On Wednesday, the United States Air Force became the latest division of the U.S. Armed Forces to announce a public-facing bug bounty program. The program, Hack the Air Force, invites vetted white hat security experts to hack key public-facing Air Force websites.
“We are excited to partner with and mobilize the best talent from across the nation and our partners and give them opportunities to serve and strengthen our national defense,” said Lisa Disbrow, acting secretary of the Air Force in a prepared statement.
The initiative will be an invite-only program managed by HackerOne, which also ran Hack the Pentagon and Hack the Army. The Air Force’s bounty program will select from applicants from the U.S. and for the first time security experts from outside the U.S. from countries such as the United Kingdom, Canada, Australia and New Zealand.

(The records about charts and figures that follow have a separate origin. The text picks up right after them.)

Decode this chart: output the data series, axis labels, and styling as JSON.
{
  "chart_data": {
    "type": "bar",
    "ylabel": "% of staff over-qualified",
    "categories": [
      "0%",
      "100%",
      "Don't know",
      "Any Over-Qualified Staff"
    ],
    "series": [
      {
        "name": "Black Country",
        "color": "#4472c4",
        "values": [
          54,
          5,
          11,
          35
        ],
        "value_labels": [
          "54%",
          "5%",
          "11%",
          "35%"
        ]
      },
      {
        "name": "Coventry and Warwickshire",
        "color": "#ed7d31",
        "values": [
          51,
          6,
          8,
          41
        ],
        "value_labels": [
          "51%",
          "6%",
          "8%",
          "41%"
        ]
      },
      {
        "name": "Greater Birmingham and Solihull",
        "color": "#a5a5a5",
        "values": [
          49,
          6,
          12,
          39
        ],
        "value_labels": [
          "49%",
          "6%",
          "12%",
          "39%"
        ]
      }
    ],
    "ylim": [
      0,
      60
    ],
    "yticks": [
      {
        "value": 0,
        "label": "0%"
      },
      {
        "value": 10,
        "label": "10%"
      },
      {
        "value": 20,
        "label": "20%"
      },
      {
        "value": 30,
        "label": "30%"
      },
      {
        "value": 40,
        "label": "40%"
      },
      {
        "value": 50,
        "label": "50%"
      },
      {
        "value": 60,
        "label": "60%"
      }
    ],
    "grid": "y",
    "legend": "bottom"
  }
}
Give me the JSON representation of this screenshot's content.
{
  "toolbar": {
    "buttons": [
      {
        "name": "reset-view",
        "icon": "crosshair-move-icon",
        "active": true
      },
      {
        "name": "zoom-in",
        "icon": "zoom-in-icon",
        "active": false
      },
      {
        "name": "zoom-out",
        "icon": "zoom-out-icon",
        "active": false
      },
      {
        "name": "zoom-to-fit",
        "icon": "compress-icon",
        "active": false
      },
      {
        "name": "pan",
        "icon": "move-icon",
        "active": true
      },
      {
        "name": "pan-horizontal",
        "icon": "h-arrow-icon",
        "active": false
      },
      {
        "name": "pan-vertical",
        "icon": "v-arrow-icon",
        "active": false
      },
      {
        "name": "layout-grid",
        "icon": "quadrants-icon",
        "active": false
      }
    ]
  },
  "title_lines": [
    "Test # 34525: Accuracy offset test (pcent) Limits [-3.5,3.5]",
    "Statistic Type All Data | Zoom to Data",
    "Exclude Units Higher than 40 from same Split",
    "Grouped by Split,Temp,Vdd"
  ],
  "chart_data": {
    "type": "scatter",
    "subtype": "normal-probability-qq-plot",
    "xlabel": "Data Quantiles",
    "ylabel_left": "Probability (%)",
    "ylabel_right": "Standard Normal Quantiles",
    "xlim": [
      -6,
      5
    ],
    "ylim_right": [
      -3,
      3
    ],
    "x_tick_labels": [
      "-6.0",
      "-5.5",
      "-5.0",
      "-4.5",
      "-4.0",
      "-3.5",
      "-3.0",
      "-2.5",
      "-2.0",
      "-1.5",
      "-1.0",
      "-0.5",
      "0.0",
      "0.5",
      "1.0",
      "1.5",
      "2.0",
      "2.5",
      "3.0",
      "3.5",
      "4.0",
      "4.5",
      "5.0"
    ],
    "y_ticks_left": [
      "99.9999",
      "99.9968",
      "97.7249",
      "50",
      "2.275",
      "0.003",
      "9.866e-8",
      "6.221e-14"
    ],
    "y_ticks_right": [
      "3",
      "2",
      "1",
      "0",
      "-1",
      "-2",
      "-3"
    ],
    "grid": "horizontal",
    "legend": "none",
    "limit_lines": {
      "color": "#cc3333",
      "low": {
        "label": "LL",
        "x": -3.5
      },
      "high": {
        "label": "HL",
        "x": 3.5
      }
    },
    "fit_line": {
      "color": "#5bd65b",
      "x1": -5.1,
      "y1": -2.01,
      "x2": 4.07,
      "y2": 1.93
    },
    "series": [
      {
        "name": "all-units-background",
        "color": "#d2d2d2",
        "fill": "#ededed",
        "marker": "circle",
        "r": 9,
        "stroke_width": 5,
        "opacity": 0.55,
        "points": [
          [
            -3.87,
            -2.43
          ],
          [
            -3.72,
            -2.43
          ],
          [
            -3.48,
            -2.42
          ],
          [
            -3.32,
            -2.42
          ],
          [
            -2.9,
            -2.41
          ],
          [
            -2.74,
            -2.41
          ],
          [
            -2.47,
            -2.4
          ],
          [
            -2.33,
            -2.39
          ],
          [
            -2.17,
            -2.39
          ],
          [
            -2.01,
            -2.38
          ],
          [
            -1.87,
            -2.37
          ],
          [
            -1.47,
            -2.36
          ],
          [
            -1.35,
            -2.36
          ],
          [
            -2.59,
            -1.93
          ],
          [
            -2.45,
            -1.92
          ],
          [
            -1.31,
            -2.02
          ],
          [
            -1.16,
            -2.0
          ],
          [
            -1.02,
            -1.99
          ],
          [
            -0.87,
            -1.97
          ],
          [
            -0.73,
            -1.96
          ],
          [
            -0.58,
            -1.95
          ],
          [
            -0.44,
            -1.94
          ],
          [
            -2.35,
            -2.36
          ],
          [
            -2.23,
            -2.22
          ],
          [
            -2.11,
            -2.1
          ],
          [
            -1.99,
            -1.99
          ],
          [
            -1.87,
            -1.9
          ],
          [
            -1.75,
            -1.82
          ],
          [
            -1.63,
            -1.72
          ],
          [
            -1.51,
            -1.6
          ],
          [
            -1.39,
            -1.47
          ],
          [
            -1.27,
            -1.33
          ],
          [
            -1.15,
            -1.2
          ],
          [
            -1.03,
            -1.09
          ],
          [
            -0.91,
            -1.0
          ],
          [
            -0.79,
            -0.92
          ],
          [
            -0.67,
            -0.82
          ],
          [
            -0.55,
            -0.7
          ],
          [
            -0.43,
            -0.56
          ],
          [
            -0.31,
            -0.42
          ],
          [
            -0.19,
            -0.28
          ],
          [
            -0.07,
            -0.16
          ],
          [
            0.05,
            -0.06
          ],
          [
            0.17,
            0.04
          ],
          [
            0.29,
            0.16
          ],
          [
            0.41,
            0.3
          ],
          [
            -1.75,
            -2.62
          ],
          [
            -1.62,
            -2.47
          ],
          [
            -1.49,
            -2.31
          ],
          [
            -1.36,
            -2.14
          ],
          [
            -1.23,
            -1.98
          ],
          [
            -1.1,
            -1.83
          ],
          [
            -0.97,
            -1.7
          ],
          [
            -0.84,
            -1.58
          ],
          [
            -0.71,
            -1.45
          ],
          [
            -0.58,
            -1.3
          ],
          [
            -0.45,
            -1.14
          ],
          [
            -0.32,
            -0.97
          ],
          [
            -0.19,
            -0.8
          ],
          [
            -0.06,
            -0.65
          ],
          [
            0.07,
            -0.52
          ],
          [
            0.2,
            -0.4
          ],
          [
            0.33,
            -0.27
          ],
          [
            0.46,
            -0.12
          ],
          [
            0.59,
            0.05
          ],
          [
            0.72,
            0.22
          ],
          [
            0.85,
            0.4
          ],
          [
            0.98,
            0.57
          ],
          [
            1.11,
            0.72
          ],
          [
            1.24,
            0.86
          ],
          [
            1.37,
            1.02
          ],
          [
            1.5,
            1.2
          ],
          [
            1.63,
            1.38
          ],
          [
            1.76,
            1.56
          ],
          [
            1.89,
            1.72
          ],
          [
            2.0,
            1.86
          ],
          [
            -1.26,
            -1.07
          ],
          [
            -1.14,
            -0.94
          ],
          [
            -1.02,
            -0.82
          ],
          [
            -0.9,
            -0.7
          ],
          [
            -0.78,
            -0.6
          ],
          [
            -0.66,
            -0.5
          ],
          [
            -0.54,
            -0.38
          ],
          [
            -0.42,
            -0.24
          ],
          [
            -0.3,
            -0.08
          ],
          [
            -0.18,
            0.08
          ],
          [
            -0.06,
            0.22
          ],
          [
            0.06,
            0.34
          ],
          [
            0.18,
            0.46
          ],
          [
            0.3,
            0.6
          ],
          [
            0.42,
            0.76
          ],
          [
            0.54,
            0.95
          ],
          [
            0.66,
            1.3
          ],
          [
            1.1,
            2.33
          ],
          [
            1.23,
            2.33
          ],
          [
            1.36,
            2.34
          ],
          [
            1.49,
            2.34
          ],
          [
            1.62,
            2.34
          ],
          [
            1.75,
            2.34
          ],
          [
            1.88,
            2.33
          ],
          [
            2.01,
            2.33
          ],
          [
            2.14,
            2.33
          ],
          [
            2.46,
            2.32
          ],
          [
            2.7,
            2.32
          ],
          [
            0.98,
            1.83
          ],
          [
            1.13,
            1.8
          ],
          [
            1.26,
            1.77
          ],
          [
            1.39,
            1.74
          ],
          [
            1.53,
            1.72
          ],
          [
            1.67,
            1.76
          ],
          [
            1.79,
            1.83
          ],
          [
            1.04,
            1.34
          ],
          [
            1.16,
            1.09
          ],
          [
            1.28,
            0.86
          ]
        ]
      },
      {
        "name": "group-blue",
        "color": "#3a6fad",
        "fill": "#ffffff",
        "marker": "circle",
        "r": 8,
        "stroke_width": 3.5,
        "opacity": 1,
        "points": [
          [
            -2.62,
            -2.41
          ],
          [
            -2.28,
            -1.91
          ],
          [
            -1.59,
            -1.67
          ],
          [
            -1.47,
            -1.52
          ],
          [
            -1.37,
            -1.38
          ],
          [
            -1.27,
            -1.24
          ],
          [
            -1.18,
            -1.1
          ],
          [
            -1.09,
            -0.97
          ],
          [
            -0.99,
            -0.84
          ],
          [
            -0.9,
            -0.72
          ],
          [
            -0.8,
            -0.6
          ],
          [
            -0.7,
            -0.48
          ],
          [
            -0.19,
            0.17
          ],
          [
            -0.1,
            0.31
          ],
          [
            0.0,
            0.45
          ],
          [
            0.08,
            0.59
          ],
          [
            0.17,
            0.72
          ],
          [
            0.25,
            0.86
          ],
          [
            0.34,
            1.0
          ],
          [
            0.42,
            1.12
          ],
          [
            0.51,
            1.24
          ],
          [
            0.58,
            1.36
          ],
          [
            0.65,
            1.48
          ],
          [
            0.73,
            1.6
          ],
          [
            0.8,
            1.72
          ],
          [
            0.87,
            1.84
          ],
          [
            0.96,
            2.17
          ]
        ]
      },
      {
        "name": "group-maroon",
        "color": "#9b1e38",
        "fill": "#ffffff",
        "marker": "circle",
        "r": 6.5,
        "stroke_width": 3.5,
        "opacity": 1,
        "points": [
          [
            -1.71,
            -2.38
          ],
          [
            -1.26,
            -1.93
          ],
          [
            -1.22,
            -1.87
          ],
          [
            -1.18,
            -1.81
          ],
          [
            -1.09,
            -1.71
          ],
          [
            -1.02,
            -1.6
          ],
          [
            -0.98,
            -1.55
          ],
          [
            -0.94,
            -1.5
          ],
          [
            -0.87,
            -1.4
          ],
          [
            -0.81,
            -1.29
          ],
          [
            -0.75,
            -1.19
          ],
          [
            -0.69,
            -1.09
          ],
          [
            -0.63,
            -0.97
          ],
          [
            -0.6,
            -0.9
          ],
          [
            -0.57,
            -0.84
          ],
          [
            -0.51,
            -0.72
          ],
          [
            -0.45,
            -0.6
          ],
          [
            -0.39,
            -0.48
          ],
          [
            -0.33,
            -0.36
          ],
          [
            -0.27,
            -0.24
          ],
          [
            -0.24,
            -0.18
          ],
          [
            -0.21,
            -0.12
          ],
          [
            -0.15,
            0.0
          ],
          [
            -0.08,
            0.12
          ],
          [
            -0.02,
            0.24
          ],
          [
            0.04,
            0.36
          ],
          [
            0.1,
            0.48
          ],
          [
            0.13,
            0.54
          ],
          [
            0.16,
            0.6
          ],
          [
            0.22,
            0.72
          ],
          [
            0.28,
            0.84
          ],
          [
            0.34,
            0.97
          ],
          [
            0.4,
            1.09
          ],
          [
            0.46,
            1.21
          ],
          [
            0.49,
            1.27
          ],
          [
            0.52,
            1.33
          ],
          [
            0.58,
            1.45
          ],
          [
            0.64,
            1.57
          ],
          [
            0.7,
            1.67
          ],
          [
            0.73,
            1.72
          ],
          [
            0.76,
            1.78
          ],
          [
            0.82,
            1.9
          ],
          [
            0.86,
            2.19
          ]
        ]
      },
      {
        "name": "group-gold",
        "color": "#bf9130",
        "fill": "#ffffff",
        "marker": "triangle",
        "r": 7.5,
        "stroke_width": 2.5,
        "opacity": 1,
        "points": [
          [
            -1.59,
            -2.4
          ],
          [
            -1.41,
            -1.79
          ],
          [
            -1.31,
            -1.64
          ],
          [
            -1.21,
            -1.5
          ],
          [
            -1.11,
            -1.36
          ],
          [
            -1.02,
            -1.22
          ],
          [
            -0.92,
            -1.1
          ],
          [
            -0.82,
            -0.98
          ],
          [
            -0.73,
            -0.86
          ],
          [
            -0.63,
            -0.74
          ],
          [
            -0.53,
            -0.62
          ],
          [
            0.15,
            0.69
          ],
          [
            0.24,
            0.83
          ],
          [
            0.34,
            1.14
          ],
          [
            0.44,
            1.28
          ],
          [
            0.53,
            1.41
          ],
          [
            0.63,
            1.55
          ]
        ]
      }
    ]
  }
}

Cash rewards for the program were not announced. However, the Hack the Pentagon bug bounty program included more than 1,400 registered hackers and paid out $75,000 in total bounties to an undisclosed number of participating hackers, according to the Air Force.
The Hack the Air Force initiative is part of a Cyber Secure campaign sponsored by the Air Force. Interested participants must register through the program’s official HackerOne webpage starting on May 15. The contest runs from May 30 to June 23. According to the Air Force, monetary rewards and the specific scope of the Hack the Air Force program won’t be announced until the challenge starts on May 30.
“This is the first time the AF has opened up our networks to such a broad scrutiny,” said Peter Kim, chief information security officer with the Air Force. “We have malicious hackers trying to get into our systems every day. It will be nice to have friendly hackers taking a shot and, most importantly, showing us how to improve our cybersecurity and defense posture.”
Kim said past public bug bounty programs run by the U.S. government were crucial when it came to competing with companies such as Facebook and Google for talent.
Kim made the announcement at a launch event at HackerOne’s San Francisco headquarters on Wednesday.